Was allerdings sehr bemerkenswert ist: In den Gesetzen des auserwählten Volkes wird nicht ein einziges Wort über die Geistesnatur oder die Unsterblichkeit der Seele verloren, weder in den Zehn Geboten noch im Levitikus und auch nicht im Deuteronomium.g
Es ist absolut unbezweifelbar, dass Mose den Juden nirgendwo Belohnungen oder Strafen in einem anderen Leben in Aussicht stellt, er spricht nie zu ihnen von der Unsterblichkeit ihrer Seelen, er macht ihnen keine Hoffnung auf den Himmel, droht ihnen nicht mit der Hölle: alles ist vergänglich.
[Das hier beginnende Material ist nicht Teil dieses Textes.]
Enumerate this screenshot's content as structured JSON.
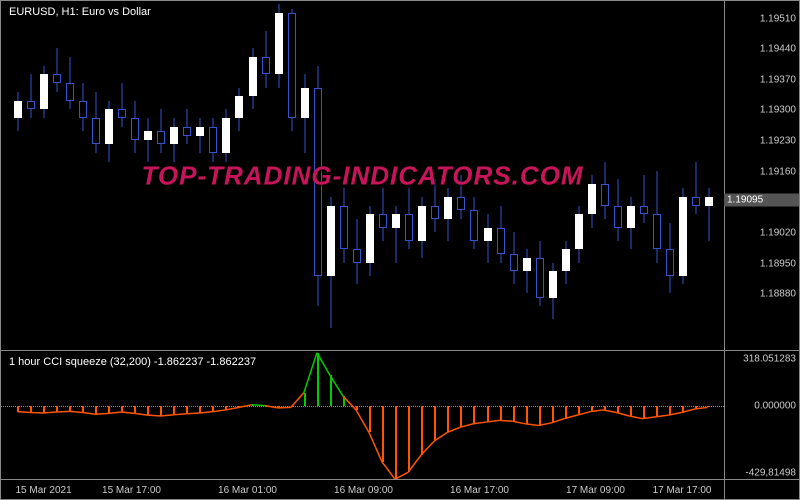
{
  "main": {
    "title": "EURUSD, H1:  Euro vs  Dollar",
    "ylim": [
      1.1875,
      1.1955
    ],
    "yticks": [
      1.1951,
      1.1944,
      1.1937,
      1.193,
      1.1923,
      1.1916,
      1.1909,
      1.1902,
      1.1895,
      1.1888
    ],
    "ytick_labels": [
      "1.19510",
      "1.19440",
      "1.19370",
      "1.19300",
      "1.19230",
      "1.19160",
      "1.19090",
      "1.19020",
      "1.18950",
      "1.18880"
    ],
    "current_price": 1.19095,
    "background_color": "#000000",
    "grid_color": "#888888",
    "up_color": "#ffffff",
    "up_border": "#ffffff",
    "down_fill": "#000000",
    "down_border": "#3355cc",
    "wick_color": "#3355cc",
    "candle_width": 8,
    "candles": [
      {
        "o": 1.1928,
        "h": 1.1934,
        "l": 1.1925,
        "c": 1.1932
      },
      {
        "o": 1.1932,
        "h": 1.1938,
        "l": 1.1928,
        "c": 1.193
      },
      {
        "o": 1.193,
        "h": 1.194,
        "l": 1.1928,
        "c": 1.1938
      },
      {
        "o": 1.1938,
        "h": 1.1944,
        "l": 1.1934,
        "c": 1.1936
      },
      {
        "o": 1.1936,
        "h": 1.1942,
        "l": 1.193,
        "c": 1.1932
      },
      {
        "o": 1.1932,
        "h": 1.1936,
        "l": 1.1925,
        "c": 1.1928
      },
      {
        "o": 1.1928,
        "h": 1.1934,
        "l": 1.192,
        "c": 1.1922
      },
      {
        "o": 1.1922,
        "h": 1.1932,
        "l": 1.1918,
        "c": 1.193
      },
      {
        "o": 1.193,
        "h": 1.1936,
        "l": 1.1926,
        "c": 1.1928
      },
      {
        "o": 1.1928,
        "h": 1.1932,
        "l": 1.192,
        "c": 1.1923
      },
      {
        "o": 1.1923,
        "h": 1.1928,
        "l": 1.1918,
        "c": 1.1925
      },
      {
        "o": 1.1925,
        "h": 1.193,
        "l": 1.192,
        "c": 1.1922
      },
      {
        "o": 1.1922,
        "h": 1.1928,
        "l": 1.1918,
        "c": 1.1926
      },
      {
        "o": 1.1926,
        "h": 1.193,
        "l": 1.1922,
        "c": 1.1924
      },
      {
        "o": 1.1924,
        "h": 1.1928,
        "l": 1.192,
        "c": 1.1926
      },
      {
        "o": 1.1926,
        "h": 1.1928,
        "l": 1.1918,
        "c": 1.192
      },
      {
        "o": 1.192,
        "h": 1.193,
        "l": 1.1918,
        "c": 1.1928
      },
      {
        "o": 1.1928,
        "h": 1.1935,
        "l": 1.1925,
        "c": 1.1933
      },
      {
        "o": 1.1933,
        "h": 1.1944,
        "l": 1.193,
        "c": 1.1942
      },
      {
        "o": 1.1942,
        "h": 1.1948,
        "l": 1.1935,
        "c": 1.1938
      },
      {
        "o": 1.1938,
        "h": 1.1954,
        "l": 1.1935,
        "c": 1.1952
      },
      {
        "o": 1.1952,
        "h": 1.1953,
        "l": 1.1925,
        "c": 1.1928
      },
      {
        "o": 1.1928,
        "h": 1.1938,
        "l": 1.192,
        "c": 1.1935
      },
      {
        "o": 1.1935,
        "h": 1.194,
        "l": 1.1885,
        "c": 1.1892
      },
      {
        "o": 1.1892,
        "h": 1.191,
        "l": 1.188,
        "c": 1.1908
      },
      {
        "o": 1.1908,
        "h": 1.1912,
        "l": 1.1895,
        "c": 1.1898
      },
      {
        "o": 1.1898,
        "h": 1.1905,
        "l": 1.189,
        "c": 1.1895
      },
      {
        "o": 1.1895,
        "h": 1.1908,
        "l": 1.1892,
        "c": 1.1906
      },
      {
        "o": 1.1906,
        "h": 1.1912,
        "l": 1.19,
        "c": 1.1903
      },
      {
        "o": 1.1903,
        "h": 1.1908,
        "l": 1.1895,
        "c": 1.1906
      },
      {
        "o": 1.1906,
        "h": 1.1912,
        "l": 1.1898,
        "c": 1.19
      },
      {
        "o": 1.19,
        "h": 1.191,
        "l": 1.1896,
        "c": 1.1908
      },
      {
        "o": 1.1908,
        "h": 1.1914,
        "l": 1.1902,
        "c": 1.1905
      },
      {
        "o": 1.1905,
        "h": 1.1912,
        "l": 1.19,
        "c": 1.191
      },
      {
        "o": 1.191,
        "h": 1.1915,
        "l": 1.1905,
        "c": 1.1907
      },
      {
        "o": 1.1907,
        "h": 1.191,
        "l": 1.1898,
        "c": 1.19
      },
      {
        "o": 1.19,
        "h": 1.1906,
        "l": 1.1895,
        "c": 1.1903
      },
      {
        "o": 1.1903,
        "h": 1.1908,
        "l": 1.1895,
        "c": 1.1897
      },
      {
        "o": 1.1897,
        "h": 1.1902,
        "l": 1.189,
        "c": 1.1893
      },
      {
        "o": 1.1893,
        "h": 1.1898,
        "l": 1.1888,
        "c": 1.1896
      },
      {
        "o": 1.1896,
        "h": 1.19,
        "l": 1.1885,
        "c": 1.1887
      },
      {
        "o": 1.1887,
        "h": 1.1895,
        "l": 1.1882,
        "c": 1.1893
      },
      {
        "o": 1.1893,
        "h": 1.19,
        "l": 1.189,
        "c": 1.1898
      },
      {
        "o": 1.1898,
        "h": 1.1908,
        "l": 1.1895,
        "c": 1.1906
      },
      {
        "o": 1.1906,
        "h": 1.1915,
        "l": 1.1903,
        "c": 1.1913
      },
      {
        "o": 1.1913,
        "h": 1.1918,
        "l": 1.1905,
        "c": 1.1908
      },
      {
        "o": 1.1908,
        "h": 1.1914,
        "l": 1.19,
        "c": 1.1903
      },
      {
        "o": 1.1903,
        "h": 1.191,
        "l": 1.1898,
        "c": 1.1908
      },
      {
        "o": 1.1908,
        "h": 1.1915,
        "l": 1.1904,
        "c": 1.1906
      },
      {
        "o": 1.1906,
        "h": 1.1916,
        "l": 1.1895,
        "c": 1.1898
      },
      {
        "o": 1.1898,
        "h": 1.1904,
        "l": 1.1888,
        "c": 1.1892
      },
      {
        "o": 1.1892,
        "h": 1.1912,
        "l": 1.189,
        "c": 1.191
      },
      {
        "o": 1.191,
        "h": 1.1918,
        "l": 1.1906,
        "c": 1.1908
      },
      {
        "o": 1.1908,
        "h": 1.1912,
        "l": 1.19,
        "c": 1.191
      }
    ]
  },
  "sub": {
    "title": "1 hour CCI squeeze (32,200) -1.862237 -1.862237",
    "ylim": [
      -430,
      320
    ],
    "yticks": [
      318.051283,
      0.0,
      -429.81498
    ],
    "ytick_labels": [
      "318.051283",
      "0.000000",
      "-429,81498"
    ],
    "zero": 0,
    "up_color": "#00cc00",
    "down_color": "#ff5500",
    "line_color_up": "#00cc00",
    "line_color_down": "#ff5500",
    "values": [
      -30,
      -35,
      -38,
      -32,
      -28,
      -35,
      -45,
      -40,
      -32,
      -40,
      -50,
      -55,
      -48,
      -42,
      -38,
      -30,
      -20,
      -5,
      10,
      5,
      -8,
      -5,
      80,
      310,
      180,
      60,
      -20,
      -150,
      -320,
      -420,
      -380,
      -280,
      -200,
      -150,
      -120,
      -100,
      -90,
      -80,
      -85,
      -100,
      -110,
      -95,
      -70,
      -50,
      -30,
      -20,
      -35,
      -55,
      -70,
      -60,
      -50,
      -35,
      -15,
      -5
    ]
  },
  "xaxis": {
    "ticks": [
      {
        "pos": 0.02,
        "label": "15 Mar 2021"
      },
      {
        "pos": 0.18,
        "label": "15 Mar 17:00"
      },
      {
        "pos": 0.34,
        "label": "16 Mar 01:00"
      },
      {
        "pos": 0.5,
        "label": "16 Mar 09:00"
      },
      {
        "pos": 0.66,
        "label": "16 Mar 17:00"
      },
      {
        "pos": 0.82,
        "label": "17 Mar 09:00"
      },
      {
        "pos": 0.98,
        "label": "17 Mar 17:00"
      }
    ]
  },
  "watermark": "TOP-TRADING-INDICATORS.COM"
}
Bevor er stirbt, sagt er zu ihnen in seinem Deuteronomium: »Wenn ihr Kinder und Kindeskinder gezeugt haben werdet und vergesst eure Pflichten, werdet ihr aus dem Land ausgetilgt und werdet unter den Völkern zerstreut werden.«
»Ich bin ein eifersüchtiger Gott, der die Schuld der Väter bis in die dritte und vierte Generation heimsucht.«
»Ehret euren Vater und eure Mutter, damit ihr lange lebt.«
»Ihr werdet zu essen haben, ohne jemals Mangel zu leiden.«
»Wenn ihr fremden Göttern dient, werdet ihr zerstört …«
»Wenn ihr gehorcht, werdet ihr Regen im Frühjahr, Weizen im Herbst haben, Öl, Wein, Heu für euer Vieh, damit ihr esst und satt werdet.«
»Tragt diese Worte im Herzen, an euren Handgelenken, auf eurer Stirn, schreibt sie über eure Türen, damit sich eure Tage vermehren.«
»Tut, was ich euch befehle, ohne etwas hinzuzufügen noch wegzunehmen.«
»Wenn sich ein Prophet erhebt, der Wunderdinge weissagt, und wenn seine Weissagung wahrhaftig ist und was er gesprochen hat, eintritt, und er sagt zu euch: ›Lasst uns fremden Göttern folgen‹, tötet ihn auf der Stelle, und das ganze Volk schlage ihn nach euch.«
»Wenn der Herr euch Völker ausgeliefert hat, erwürgt jeden, ohne einen einzigen Mann zu verschonen, und habt mit niemandem Mitleid.«
»Esst keine unreinen Vögel wie den Adler, den Greif, den Ixion.«
»Esst keine Tiere, die wiederkäuen und deren Klauen nicht gespalten sind wie das Kamel, den Hasen, das Stachelschwein usw.«
»Befolgt ihr all die Gebote, werdet ihr gesegnet sein in der Stadt und auf dem Land, die Früchte eures Leibes, eurer Erde, eures Viehs werden gesegnet sein.«
»Wenn ihr nicht alle Gebote und alle Zeremonien befolgt, werdet ihr in der Stadt und auf dem Land verflucht sein, ihr werdet Hunger und Armut erleiden, werdet an Elend, Kälte, Armut, Fieber sterben. Ihr werdet den Grind, die Krätze, Fisteln bekommen, ihr werdet Geschwüre an Knien und Schenkeln bekommen.«
»Der Fremde wird euch zu Wucherzinsen leihen, ihr werdet ihm nicht auf Wucherzinsen leihen können, weil ihr dem Herrn nicht gedient habt.«
»Und ihr sollt die Frucht eures Leibes essen und das Fleisch eurer Söhne und eurer Töchter«, usw.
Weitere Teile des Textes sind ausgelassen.